Testing your code


As states in the Style guidelines section all code is checked to verify all unit tests pass and that the code passes the linting tools. Local testing is done using Tox, which has been installed as part of running script/setup. To start the tests, simply run it:

$ tox

Important: Run tox before you create your pull request to avoid annoying fixes.

Running Tox will run unit tests against the locally available Pythons, as well as validate the code and document style using pycodestyle, pydocstyle and pylint. You can run tests on only one tox target – just use -e to select an environment. For example, tox -e lint runs the linters only, and tox -e py34 runs unit tests only on Python 3.4.

Tox uses virtual environments under the hood to create isolated testing environments. The tox virtual environments will get out-of-date when requirements change, causing test errors. Run tox -r to tell Tox to recreate the virtual environments.

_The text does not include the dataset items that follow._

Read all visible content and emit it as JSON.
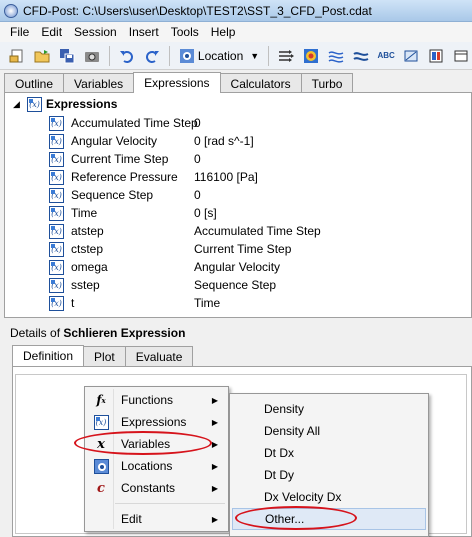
{
  "window": {
    "title": "CFD-Post: C:\\Users\\user\\Desktop\\TEST2\\SST_3_CFD_Post.cdat"
  },
  "menubar": [
    "File",
    "Edit",
    "Session",
    "Insert",
    "Tools",
    "Help"
  ],
  "toolbar": {
    "icons": [
      "open-file-icon",
      "open-folder-icon",
      "save-icon",
      "snapshot-icon",
      "undo-icon",
      "redo-icon",
      "location-icon",
      "vector-icon",
      "contour-icon",
      "streamline-icon",
      "volume-icon",
      "text-icon",
      "clip-icon",
      "color-map-icon",
      "box-icon"
    ],
    "location_label": "Location",
    "text_icon_label": "ABC"
  },
  "top_tabs": [
    "Outline",
    "Variables",
    "Expressions",
    "Calculators",
    "Turbo"
  ],
  "active_top_tab": "Expressions",
  "tree": {
    "root_label": "Expressions",
    "rows": [
      {
        "name": "Accumulated Time Step",
        "value": "0"
      },
      {
        "name": "Angular Velocity",
        "value": "0 [rad s^-1]"
      },
      {
        "name": "Current Time Step",
        "value": "0"
      },
      {
        "name": "Reference Pressure",
        "value": "116100 [Pa]"
      },
      {
        "name": "Sequence Step",
        "value": "0"
      },
      {
        "name": "Time",
        "value": "0 [s]"
      },
      {
        "name": "atstep",
        "value": "Accumulated Time Step"
      },
      {
        "name": "ctstep",
        "value": "Current Time Step"
      },
      {
        "name": "omega",
        "value": "Angular Velocity"
      },
      {
        "name": "sstep",
        "value": "Sequence Step"
      },
      {
        "name": "t",
        "value": "Time"
      }
    ]
  },
  "details": {
    "prefix": "Details of ",
    "object_name": "Schlieren Expression",
    "tabs": [
      "Definition",
      "Plot",
      "Evaluate"
    ],
    "active_tab": "Definition"
  },
  "context_menu": {
    "items": [
      {
        "label": "Functions",
        "icon": "function-icon",
        "icon_text": "f",
        "icon_sub": "x",
        "has_submenu": true
      },
      {
        "label": "Expressions",
        "icon": "expression-icon",
        "icon_text": "",
        "icon_sub": "",
        "has_submenu": true
      },
      {
        "label": "Variables",
        "icon": "variable-icon",
        "icon_text": "x",
        "icon_sub": "",
        "has_submenu": true
      },
      {
        "label": "Locations",
        "icon": "location-icon",
        "icon_text": "",
        "icon_sub": "",
        "has_submenu": true
      },
      {
        "label": "Constants",
        "icon": "constant-icon",
        "icon_text": "c",
        "icon_sub": "",
        "has_submenu": true
      },
      {
        "label": "Edit",
        "icon": "",
        "icon_text": "",
        "icon_sub": "",
        "has_submenu": true
      }
    ],
    "submenu_arrow": "▶"
  },
  "variables_submenu": {
    "items": [
      "Density",
      "Density All",
      "Dt Dx",
      "Dt Dy",
      "Dx Velocity Dx",
      "Other..."
    ],
    "highlighted": "Other..."
  },
  "colors": {
    "annotation_oval": "#d6131b",
    "accent": "#1e4f9a"
  }
}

If you are working on tests for a component or platform and you need the dependencies available inside the Tox environment, update the list inside script/gen_requirements_all.py. Then run the script and then run tox -r to recreate the virtual environments.

Running single tests using Tox

You can pass arguments via Tox to py.test to be able to run single test suites or test files. Replace py36 with the Python version that you use.

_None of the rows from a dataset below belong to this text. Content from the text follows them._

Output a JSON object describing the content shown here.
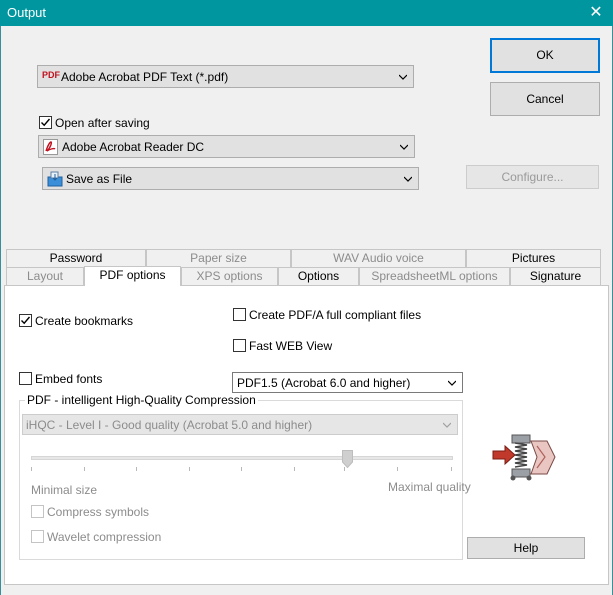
{
  "window": {
    "title": "Output",
    "close_glyph": "✕"
  },
  "format_combo": {
    "icon_text": "PDF",
    "value": "Adobe Acrobat PDF Text (*.pdf)"
  },
  "open_after_saving": {
    "label": "Open after saving",
    "checked": true
  },
  "viewer_combo": {
    "value": "Adobe Acrobat Reader DC"
  },
  "save_combo": {
    "value": "Save as File"
  },
  "buttons": {
    "ok": "OK",
    "cancel": "Cancel",
    "configure": "Configure...",
    "help": "Help"
  },
  "tabs_row1": [
    "Password",
    "Paper size",
    "WAV Audio voice",
    "Pictures"
  ],
  "tabs_row2": [
    "Layout",
    "PDF options",
    "XPS options",
    "Options",
    "SpreadsheetML options",
    "Signature"
  ],
  "pdf_options": {
    "create_bookmarks": "Create bookmarks",
    "create_pdfa": "Create PDF/A full compliant files",
    "fast_web_view": "Fast WEB View",
    "embed_fonts": "Embed fonts",
    "pdf_version": "PDF1.5 (Acrobat 6.0 and higher)",
    "compression_group": "PDF - intelligent High-Quality Compression",
    "compression_level": "iHQC - Level I - Good quality (Acrobat 5.0 and higher)",
    "slider_min_label": "Minimal size",
    "slider_max_label": "Maximal quality",
    "slider_position": 0.75,
    "compress_symbols": "Compress symbols",
    "wavelet_compression": "Wavelet compression"
  },
  "colors": {
    "title_bar": "#00969f",
    "default_button_border": "#0078d7",
    "pdf_icon_red": "#c1121f"
  }
}
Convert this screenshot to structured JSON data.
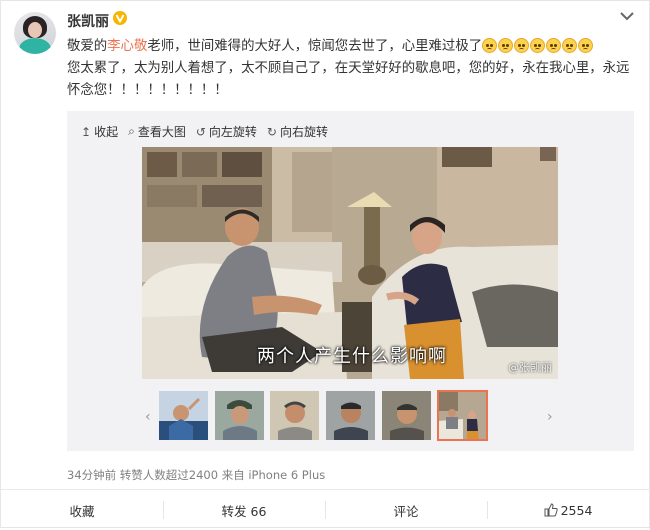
{
  "post": {
    "author": "张凯丽",
    "text_before_mention": "敬爱的",
    "mention": "李心敬",
    "text_after_mention": "老师，世间难得的大好人，惊闻您去世了，心里难过极了",
    "text_after_emoji": "您太累了，太为别人着想了，太不顾自己了，在天堂好好的歇息吧，您的好，永在我心里，永远怀念您！！！！！！！！！",
    "emoji_count": 7,
    "emoji_name": "crying-face-icon"
  },
  "media": {
    "toolbar": [
      {
        "icon": "↥",
        "label": "收起"
      },
      {
        "icon": "⌕",
        "label": "查看大图"
      },
      {
        "icon": "↺",
        "label": "向左旋转"
      },
      {
        "icon": "↻",
        "label": "向右旋转"
      }
    ],
    "caption": "两个人产生什么影响啊",
    "watermark": "@张凯丽",
    "selected_thumbnail": 6,
    "thumbnail_count": 6
  },
  "meta": "34分钟前 转赞人数超过2400 来自 iPhone 6 Plus",
  "actions": {
    "favorite": "收藏",
    "repost": "转发 66",
    "comment": "评论",
    "like": "2554"
  },
  "colors": {
    "mention": "#eb7350",
    "verified_badge": "#f7b500",
    "selected_outline": "#eb7350"
  }
}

# Stop after the first test fails
$ tox -e py36 -- tests/test_core.py -x
# Run test with specified name
$ tox -e py36 -- tests/test_core.py -k test_split_entity_id
# Fail a test after it runs for 2 seconds
$ tox -e py36 -- tests/test_core.py --timeout 2
# Show the 10 slowest tests
$ tox -e py36 -- tests/test_core.py --duration=10

Testing outside of Tox

Running tox will invoke the full test suite. Even if you specify which tox target to run, you still run all tests inside that target. That’s not very convenient to quickly iterate on your code! To be able to run the specific test suites without Tox, you’ll need to install the test dependencies into your Python environment:

$ bash pip3 install -r requirements_test_all.txt

Now that you have all test dependencies installed, you can run tests on individual files:

$ flake8 homeassistant/core.py
$ pylint homeassistant/core.py
$ pydocstyle homeassistant/core.py
$ py.test tests/test_core.py

You can also run linting tests against all changed files, as reported by git diff upstream/dev --name-only, using the lint script:

$ script/lint --changed

Preventing Linter Errors

Save yourself the hassle of extra commits just to fix style errors by enabling the Flake8 git commit hook. Flake8 will check your code when you try to commit to the repository and block the commit if there are any style errors, which gives you a chance to fix them!

$ pip3 install flake8 flake8-docstrings
$ flake8 --install-hook=git

The flake8-docstrings extension will check docstrings according to PEP257 when running Flake8.

Notes on PyLint and PEP8 validation

If you can’t avoid a PyLint warning, add a comment to disable the PyLint check for that line with # pylint: disable=YOUR-ERROR-NAME. Example of an unavoidable one is if PyLint incorrectly reports that a certain object doesn’t have a certain member.